Der konventionelle Wohnungsbau komme nur noch durch Veränderungen an drei Schalthebeln weiter, und die hält der ZIA für zentral:
- Preissenkung beim Wohnungsbau und damit Abbau der enormen „Staatsquote“ am Produkt
- Verbesserte Finanzierungsbedingungen, zu denen eine nennenswerte Förderung wie in der Vergangenheit sowie eine echte degressive AfA gehören
- Verzicht auf eine weitere Begrenzung der Einnahmeseite
Dafür fordert Mattner den Abschied von der Mietpreisbremse und generell einen strikten Verzicht auf weitere Mietenregulierung.
Weitere ZIA-Forderungen:
- Die Umsetzung von seriellem und vor allem modularen Bauen auf breiter Front. Mattner: „Das Bündnis für bezahlbares Bauen und Wohnen hat zahlreiche Verbesserungen für diese Bauweise wie die Typengenehmigung bereits auf den Weg gebracht. Jetzt braucht es die Umsetzung ohne Verzug.“
- Einen schnellen Anlauf bei der Neubauförderung mit einem Volumen von insgesamt 10 Milliarden Euro jährlich
- Eine Ausweitung der KfW-Kredite zur Vergrößerung des finanziellen Spielraums
- Eine degressive Sonder-AfA, die den Namen verdient
- Die Öffnung von § 246 des Baugesetzbuchs als generellen Freiraum für einfachen, schnellen und bezahlbaren Wohnungsbau (§ 246 wurde ursprünglich als Sonderregelung eingeführt für Flüchtlingsunterkünfte)

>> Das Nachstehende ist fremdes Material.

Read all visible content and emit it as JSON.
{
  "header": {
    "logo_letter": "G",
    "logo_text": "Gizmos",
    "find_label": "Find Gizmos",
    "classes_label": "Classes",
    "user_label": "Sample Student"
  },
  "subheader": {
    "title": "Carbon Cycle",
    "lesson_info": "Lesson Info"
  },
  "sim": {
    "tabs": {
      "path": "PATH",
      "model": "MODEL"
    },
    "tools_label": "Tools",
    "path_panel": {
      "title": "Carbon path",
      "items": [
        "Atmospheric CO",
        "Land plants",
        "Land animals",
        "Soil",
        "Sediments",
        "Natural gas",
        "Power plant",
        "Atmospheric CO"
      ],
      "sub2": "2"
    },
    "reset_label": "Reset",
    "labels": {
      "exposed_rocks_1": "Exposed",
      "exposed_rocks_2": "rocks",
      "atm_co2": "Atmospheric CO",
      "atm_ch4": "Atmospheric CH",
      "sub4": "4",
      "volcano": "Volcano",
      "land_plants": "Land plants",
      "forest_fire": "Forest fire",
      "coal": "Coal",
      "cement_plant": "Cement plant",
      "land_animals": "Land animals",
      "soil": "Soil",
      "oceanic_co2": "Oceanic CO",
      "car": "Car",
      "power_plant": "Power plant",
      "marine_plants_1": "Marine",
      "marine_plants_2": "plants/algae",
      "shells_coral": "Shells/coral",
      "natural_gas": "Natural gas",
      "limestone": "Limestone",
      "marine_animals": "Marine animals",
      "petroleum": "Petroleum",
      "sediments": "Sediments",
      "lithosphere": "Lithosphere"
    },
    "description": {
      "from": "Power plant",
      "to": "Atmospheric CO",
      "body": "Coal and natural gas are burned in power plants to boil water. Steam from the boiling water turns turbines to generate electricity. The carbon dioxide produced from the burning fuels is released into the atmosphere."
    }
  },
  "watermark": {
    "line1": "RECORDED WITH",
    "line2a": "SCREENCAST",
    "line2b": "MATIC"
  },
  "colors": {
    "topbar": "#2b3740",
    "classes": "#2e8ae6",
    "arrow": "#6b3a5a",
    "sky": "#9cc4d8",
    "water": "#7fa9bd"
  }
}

- Intelligente Lösungen, um die Klimaziele mit einem Kostenrahmen zu erreichen, der leistbar ist.
Mattners Wunsch angesichts seiner eigenen Prognose? Unrecht haben, falsch liegen. Er würde sich „sehr freuen, wenn sie nicht eintritt“, kommentierte Mattner beim Pressetermin im ZIA-„Hauptstadtstudio“ seine Prognose. Und er hat konkrete Vorstellung, welche Schritte dazu beitragen könnten, dass dieser Wunsch erfüllt wird.